Loss of alpha-conotoxinMII- and A85380-sensitive nicotinic receptors in Parkinson's disease striatum.

Abstract

Multiple nicotinic receptors are present in rodent and monkey striatum, with a selective localization of alpha-conotoxinMII-sensitive sites in the striatum and preferential declines in their numbers after nigrostriatal damage. Here we report the presence of 125I-alpha-conotoxinMII and alpha-conotoxinMII-sensitive 125I-epibatidine nicotinic receptors in human control and Parkinson's disease striatum. 125I-alpha-ConotoxinMII bound to control striatum with the characteristics of a nicotinic receptor ligand although the number of sites was approximately fivefold lower than in rodent and monkey.
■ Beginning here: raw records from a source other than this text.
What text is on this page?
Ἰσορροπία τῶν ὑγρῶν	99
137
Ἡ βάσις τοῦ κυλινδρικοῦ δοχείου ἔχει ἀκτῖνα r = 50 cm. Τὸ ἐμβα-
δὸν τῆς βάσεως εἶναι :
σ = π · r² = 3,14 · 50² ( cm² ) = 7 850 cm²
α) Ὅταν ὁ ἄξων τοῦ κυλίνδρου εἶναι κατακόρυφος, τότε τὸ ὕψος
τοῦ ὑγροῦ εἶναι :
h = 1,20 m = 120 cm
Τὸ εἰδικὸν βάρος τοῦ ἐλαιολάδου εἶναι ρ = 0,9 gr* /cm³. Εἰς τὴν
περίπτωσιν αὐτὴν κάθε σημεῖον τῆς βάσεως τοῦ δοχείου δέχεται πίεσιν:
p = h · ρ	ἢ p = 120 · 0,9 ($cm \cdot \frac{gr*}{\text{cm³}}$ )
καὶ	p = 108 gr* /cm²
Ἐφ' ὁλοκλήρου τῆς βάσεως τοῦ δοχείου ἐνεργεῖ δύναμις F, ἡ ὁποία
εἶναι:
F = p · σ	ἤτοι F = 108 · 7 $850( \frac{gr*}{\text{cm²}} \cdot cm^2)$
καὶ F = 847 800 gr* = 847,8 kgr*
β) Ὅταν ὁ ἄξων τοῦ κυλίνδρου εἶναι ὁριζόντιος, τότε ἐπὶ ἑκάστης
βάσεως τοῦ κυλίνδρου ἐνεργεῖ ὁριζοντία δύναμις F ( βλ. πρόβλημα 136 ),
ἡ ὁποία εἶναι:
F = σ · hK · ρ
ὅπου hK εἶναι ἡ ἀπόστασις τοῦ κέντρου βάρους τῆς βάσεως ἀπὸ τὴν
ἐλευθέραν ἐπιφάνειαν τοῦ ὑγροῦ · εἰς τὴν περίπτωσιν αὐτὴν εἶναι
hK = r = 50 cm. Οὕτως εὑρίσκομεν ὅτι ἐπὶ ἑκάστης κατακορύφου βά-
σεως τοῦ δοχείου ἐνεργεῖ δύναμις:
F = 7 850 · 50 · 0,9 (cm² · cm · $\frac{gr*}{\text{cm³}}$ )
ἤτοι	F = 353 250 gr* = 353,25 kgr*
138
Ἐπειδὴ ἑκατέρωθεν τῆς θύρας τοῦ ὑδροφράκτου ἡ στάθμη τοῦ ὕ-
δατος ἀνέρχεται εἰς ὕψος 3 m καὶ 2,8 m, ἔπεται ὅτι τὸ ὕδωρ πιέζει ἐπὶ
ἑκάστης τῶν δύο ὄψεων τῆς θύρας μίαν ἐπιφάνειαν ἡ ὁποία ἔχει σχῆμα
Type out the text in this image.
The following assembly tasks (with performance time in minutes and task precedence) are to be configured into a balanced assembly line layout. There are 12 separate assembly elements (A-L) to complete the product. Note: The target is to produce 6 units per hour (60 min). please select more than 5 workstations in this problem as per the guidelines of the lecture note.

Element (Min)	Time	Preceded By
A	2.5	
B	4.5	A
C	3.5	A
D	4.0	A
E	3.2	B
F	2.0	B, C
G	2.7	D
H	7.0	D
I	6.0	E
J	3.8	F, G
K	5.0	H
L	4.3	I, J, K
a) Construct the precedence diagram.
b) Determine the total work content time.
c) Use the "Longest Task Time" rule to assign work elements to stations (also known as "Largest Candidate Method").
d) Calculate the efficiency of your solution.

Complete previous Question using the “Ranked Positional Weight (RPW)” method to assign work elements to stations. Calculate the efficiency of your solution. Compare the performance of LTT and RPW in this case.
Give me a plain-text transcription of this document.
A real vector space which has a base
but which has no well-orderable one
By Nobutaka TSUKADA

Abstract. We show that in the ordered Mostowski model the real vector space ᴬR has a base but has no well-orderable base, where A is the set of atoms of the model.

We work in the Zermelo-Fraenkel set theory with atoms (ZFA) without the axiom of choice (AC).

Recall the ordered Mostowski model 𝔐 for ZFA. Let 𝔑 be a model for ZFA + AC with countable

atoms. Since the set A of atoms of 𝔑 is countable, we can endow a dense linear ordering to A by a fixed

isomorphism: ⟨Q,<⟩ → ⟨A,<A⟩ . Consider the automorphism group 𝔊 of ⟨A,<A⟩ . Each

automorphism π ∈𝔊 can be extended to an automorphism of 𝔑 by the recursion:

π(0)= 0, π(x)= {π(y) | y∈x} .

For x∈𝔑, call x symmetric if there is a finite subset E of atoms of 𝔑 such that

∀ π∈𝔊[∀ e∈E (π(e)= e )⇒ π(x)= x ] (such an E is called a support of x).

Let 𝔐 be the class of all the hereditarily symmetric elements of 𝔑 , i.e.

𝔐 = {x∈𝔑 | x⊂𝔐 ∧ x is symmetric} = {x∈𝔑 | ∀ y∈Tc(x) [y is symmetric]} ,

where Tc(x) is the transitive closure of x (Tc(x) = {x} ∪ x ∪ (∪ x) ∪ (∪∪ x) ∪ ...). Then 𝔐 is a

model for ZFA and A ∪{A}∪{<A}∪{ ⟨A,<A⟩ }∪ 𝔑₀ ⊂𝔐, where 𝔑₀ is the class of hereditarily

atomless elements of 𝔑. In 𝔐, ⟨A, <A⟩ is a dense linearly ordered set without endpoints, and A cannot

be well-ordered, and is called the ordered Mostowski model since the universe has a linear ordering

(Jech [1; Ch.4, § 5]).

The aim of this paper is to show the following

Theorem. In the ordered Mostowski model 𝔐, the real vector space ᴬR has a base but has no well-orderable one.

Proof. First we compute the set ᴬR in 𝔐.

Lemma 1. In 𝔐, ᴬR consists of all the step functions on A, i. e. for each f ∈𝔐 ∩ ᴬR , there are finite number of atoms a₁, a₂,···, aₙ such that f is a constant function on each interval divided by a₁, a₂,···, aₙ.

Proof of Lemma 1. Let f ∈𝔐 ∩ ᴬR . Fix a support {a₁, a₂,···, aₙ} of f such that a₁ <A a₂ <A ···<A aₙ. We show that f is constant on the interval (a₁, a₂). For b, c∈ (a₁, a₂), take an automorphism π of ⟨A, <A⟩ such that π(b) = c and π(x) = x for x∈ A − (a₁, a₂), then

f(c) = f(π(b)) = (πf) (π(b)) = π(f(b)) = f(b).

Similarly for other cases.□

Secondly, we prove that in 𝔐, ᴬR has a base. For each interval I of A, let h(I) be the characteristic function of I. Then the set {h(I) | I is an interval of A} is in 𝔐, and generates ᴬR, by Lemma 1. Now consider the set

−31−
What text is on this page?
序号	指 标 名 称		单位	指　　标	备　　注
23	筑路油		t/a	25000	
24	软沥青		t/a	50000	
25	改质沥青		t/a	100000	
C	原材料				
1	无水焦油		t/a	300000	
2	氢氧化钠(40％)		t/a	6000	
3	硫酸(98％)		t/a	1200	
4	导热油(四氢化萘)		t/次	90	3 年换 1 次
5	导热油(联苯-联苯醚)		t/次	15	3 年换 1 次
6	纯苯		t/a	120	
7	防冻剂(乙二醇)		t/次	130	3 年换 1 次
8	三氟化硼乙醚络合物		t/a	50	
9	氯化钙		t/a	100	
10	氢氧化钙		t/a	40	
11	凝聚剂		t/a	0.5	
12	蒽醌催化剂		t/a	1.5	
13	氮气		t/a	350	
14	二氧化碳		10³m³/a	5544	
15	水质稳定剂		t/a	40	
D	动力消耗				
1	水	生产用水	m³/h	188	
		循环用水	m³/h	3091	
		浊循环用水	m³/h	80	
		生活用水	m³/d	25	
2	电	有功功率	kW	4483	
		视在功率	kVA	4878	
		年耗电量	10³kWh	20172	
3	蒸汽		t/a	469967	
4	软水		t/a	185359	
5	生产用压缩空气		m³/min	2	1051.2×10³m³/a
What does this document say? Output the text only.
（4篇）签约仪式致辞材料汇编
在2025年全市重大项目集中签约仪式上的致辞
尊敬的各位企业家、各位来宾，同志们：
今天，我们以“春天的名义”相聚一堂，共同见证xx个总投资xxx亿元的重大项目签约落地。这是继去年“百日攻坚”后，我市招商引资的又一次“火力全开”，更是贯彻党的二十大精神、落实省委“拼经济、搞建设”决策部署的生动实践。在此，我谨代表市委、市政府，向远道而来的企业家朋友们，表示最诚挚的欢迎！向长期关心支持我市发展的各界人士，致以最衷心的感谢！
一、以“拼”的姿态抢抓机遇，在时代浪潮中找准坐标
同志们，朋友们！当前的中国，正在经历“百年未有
Competition analyses of alpha-conotoxinMII with 125I-epibatidine showed that toxin-sensitive sites comprised approximately 15% of nicotinic receptors in human striatum. In Parkinson's disease caudate, there was a approximately 50% decline in 125I-alpha-conotoxinMII sites with a similar decline in the dopamine transporter. In putamen, there were substantially greater losses of the dopamine transporter (80-90%) but only 50-60% decreases in 125I-alpha-conotoxinMII sites with corresponding declines in alpha-conotoxinMII-sensitive 125I-epibatidine sites, 125I-epibatidine (multiple) sites and 125I-A85380 (beta2-containing) nicotinic receptors. The greater loss of the transporter compared with nicotinic sites suggests that only a subpopulation of nicotinic receptors is located pre-synaptically on striatal dopaminergic neurons in man. Correlation analyses between changes in nicotinic receptors and the dopamine transporter in Parkinson's disease striatum suggest that alpha-conotoxinMII-sensitive 125I-epibatidine sites (low-affinity sites), 125I-A85380 and 125I-epibatidine sites are localized in part to dopaminergic terminals. In summary, these results show that alpha-conotoxinMII-sensitive sites are present in human striatum and that there are high- and low-affinity subtypes which are both decreased in Parkinson's disease.